Google has entered into a settlement agreement agreeing to delete or anonymize billions of web browsing data records collected when users were in “incognito mode.”

The American tech company is trying to settle a lawsuit filed in 2020 by Google account holders who accused the tech giant of illegally tracking their behavior using the private browsing feature in the Chrome browser. The plaintiffs and Google have reached a settlement agreement, but it must be approved by the California federal court.

The proposed agreement also requires Google to fully disclose how it collects information incognito and to set limits on future data collection. Any data that cannot be completely deleted should be anonymized.

The company also agreed to a number of other changes that affect user privacy. For example, Google will allow incognito mode for five years to block third-party cookies by default so that the browser cannot track users on external sites while they are in private mode. It is not yet known whether these changes will affect only US users or whether general changes will be made to the programs.

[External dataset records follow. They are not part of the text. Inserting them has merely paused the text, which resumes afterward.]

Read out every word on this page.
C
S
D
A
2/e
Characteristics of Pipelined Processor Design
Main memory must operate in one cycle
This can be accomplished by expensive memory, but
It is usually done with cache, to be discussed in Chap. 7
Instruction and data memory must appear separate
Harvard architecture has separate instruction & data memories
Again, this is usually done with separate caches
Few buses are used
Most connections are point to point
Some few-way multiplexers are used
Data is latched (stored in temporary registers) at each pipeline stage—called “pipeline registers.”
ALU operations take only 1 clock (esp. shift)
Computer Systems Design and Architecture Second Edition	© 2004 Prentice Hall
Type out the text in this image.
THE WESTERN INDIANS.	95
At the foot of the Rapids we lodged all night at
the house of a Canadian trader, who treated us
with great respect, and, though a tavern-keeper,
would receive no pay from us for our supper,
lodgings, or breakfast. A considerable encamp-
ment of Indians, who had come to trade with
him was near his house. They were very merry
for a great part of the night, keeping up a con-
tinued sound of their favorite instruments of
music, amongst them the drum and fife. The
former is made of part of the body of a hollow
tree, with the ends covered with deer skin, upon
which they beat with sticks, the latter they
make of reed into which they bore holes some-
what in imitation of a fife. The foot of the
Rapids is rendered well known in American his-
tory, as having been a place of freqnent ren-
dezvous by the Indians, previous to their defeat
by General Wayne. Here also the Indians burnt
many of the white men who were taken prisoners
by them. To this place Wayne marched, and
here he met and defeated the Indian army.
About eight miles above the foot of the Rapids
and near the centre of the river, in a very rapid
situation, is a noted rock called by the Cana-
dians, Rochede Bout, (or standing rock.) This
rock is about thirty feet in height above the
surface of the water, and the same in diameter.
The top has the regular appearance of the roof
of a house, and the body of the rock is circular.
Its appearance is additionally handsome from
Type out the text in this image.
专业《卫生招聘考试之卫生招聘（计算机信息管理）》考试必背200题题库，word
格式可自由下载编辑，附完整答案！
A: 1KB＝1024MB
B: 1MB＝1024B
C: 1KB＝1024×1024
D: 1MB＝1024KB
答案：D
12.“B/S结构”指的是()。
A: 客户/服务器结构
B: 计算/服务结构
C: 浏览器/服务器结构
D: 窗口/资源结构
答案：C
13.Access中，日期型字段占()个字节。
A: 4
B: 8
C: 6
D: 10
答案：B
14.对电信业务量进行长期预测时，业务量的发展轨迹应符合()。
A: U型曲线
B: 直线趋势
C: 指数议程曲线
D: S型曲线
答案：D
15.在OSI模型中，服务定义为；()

The settlement agreement provides “real accountability and transparency to the world’s largest data collector and marks an important step toward improving and protecting the right to privacy online,” the plaintiffs said in a statement about the settlement. Google, for its part, noted that the company is “pleased to settle this lawsuit, which it has always believed to be unfounded.”

“We are pleased to remove old technical data that has never been associated with a specific person and has never been used for any form of personalization,” said Jose Castañeda, a Google spokesperson.